Генри подумал и ответил:
— Все сразу.
* * *
После того как Кастенбаум ушел с мрачным видом, Генри помыл и убрал посуду. Хотелось бы знать способ, как заставлять тарелки исчезать, но он его не знал; приходилось мыть самому. После этого он прошел в конец гостиной, где они с Марианной репетировали, и мысленно повторил всю последовательность их выступления и слова, которыми он будет сопровождать номера. Он все помнил наизусть — до каждого удара сердца, до каждого вздоха.
Выключил свет, но, прежде чем отправиться спать, заглянул к ней. Тихонько приоткрыл дверь. В окно светила луна и касалась ее щеки. Ее длинные черные волосы беспорядочно рассыпались по подушке, словно она металась во сне. Но нет. Генри прекрасно знал это, потому что видел ее такой каждую ночь, и она всегда лежала без движения, даже дыхания почти не было слышно. Казалось, днем она отдала без остатка все свои силы, и волю, и энергию и теперь отдыхала и была совершенно как я (такое, конечно, только мне может прийти в голову): застывшая в неподвижности. Иногда он даже касался ее, брал ее за руку, клал ладонь на ее щеку — и даже тогда она не шевелилась. Сегодня он присел на краешек ее кровати, склонился и поцеловал в щеку, как свою маму в тот день, когда та умерла.
* * *
Ну так вот. Он не любил меня, а я никогда и не ждала, что полюбит. Никогда не ждала, что у него хотя бы возникнет такое желание. Можете верить, можете нет, но есть мужчины, которые желали бы, которые слышали мои речи, видели искру в моих глазах, которым нравилось мое чувство юмора, — некоторые мужчины хотели, чтобы я не была как каменная. Хотели, чтобы можно было обнять меня. Чтобы я обняла их в ответ. Еще не любовь, но желание любви, что невероятно хорошо для девушки в моем положении.

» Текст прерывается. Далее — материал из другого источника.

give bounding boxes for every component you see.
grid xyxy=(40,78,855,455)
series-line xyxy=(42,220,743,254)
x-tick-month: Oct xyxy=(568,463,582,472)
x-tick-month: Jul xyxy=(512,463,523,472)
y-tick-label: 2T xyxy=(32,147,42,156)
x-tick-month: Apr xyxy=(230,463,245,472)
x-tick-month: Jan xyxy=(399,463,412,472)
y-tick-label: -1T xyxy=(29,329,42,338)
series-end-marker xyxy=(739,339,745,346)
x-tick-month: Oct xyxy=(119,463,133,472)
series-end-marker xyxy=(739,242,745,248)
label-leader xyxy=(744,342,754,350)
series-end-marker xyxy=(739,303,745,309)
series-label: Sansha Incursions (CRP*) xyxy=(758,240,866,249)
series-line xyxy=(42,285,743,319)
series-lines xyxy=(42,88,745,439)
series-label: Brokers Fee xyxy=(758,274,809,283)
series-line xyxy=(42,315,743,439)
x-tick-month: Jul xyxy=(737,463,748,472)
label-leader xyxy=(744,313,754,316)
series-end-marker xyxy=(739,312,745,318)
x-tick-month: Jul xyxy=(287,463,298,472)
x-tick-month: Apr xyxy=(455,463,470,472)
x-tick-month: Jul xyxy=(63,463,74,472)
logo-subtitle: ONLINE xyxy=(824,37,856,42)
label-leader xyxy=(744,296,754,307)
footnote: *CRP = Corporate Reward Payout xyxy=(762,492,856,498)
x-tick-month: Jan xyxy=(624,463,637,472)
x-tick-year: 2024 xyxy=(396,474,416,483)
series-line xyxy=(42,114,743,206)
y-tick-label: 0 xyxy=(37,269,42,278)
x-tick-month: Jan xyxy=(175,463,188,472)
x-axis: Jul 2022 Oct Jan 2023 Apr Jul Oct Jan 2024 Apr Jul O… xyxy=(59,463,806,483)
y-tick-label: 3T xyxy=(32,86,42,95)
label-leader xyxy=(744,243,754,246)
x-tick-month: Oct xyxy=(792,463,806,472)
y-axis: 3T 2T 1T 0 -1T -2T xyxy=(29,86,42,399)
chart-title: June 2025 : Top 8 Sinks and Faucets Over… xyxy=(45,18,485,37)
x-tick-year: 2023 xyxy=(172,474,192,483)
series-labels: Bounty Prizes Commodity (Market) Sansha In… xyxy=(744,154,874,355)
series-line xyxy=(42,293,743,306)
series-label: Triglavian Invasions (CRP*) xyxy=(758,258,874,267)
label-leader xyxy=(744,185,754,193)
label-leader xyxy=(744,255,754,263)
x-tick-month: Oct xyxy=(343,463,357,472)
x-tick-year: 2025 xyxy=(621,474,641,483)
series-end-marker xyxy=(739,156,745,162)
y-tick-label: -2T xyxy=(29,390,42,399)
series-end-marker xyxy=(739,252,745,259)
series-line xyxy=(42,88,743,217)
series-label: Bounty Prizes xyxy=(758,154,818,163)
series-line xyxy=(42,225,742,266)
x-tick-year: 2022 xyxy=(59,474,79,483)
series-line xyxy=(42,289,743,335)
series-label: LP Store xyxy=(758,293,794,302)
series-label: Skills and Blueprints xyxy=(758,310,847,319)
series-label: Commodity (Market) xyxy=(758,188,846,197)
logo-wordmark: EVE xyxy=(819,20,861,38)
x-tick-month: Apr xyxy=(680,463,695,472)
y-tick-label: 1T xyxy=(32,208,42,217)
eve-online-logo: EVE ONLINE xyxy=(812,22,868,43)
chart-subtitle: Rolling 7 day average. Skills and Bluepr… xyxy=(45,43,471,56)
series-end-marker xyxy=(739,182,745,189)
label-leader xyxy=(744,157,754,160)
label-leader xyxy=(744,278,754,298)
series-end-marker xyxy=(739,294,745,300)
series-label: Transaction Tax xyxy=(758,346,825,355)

Но Генри был способен любить одновременно только одну, и когда полюбил, то полюбил беззаветно. Любовью, которая верит, что мир существует единственно для того, чтобы служить декорацией их жизням. Так он любил свою мать, потом Ханну и, наконец, Марианну. А когда никого из них не осталось, та же энергия и страсть стали питать его ненависть. И ненавидел он так же, как любил: одновременно только одного — мистер Себастиан был вечным злосчастным объектом его ненависти. К тому времени, когда он пришел ко мне, он потерял все.
* * *
Утром в день премьеры Кастенбаум проснулся от видения. Это не был сон, потому что все произошло в первые мгновения после пробуждения, когда ты уже не спишь, но еще не бодрствуешь. В этом видении он сидел в смокинге в первом ряду переполненного «Эмпориума». Он улыбался такой широкой улыбкой, что она едва умещалась на лице. И хлопал как безумный, с такой силой и неистовством, на какие только способен человек. Но хлопал лишь он один. Остальная публика не шевелилась. Они были все равно что мертвые.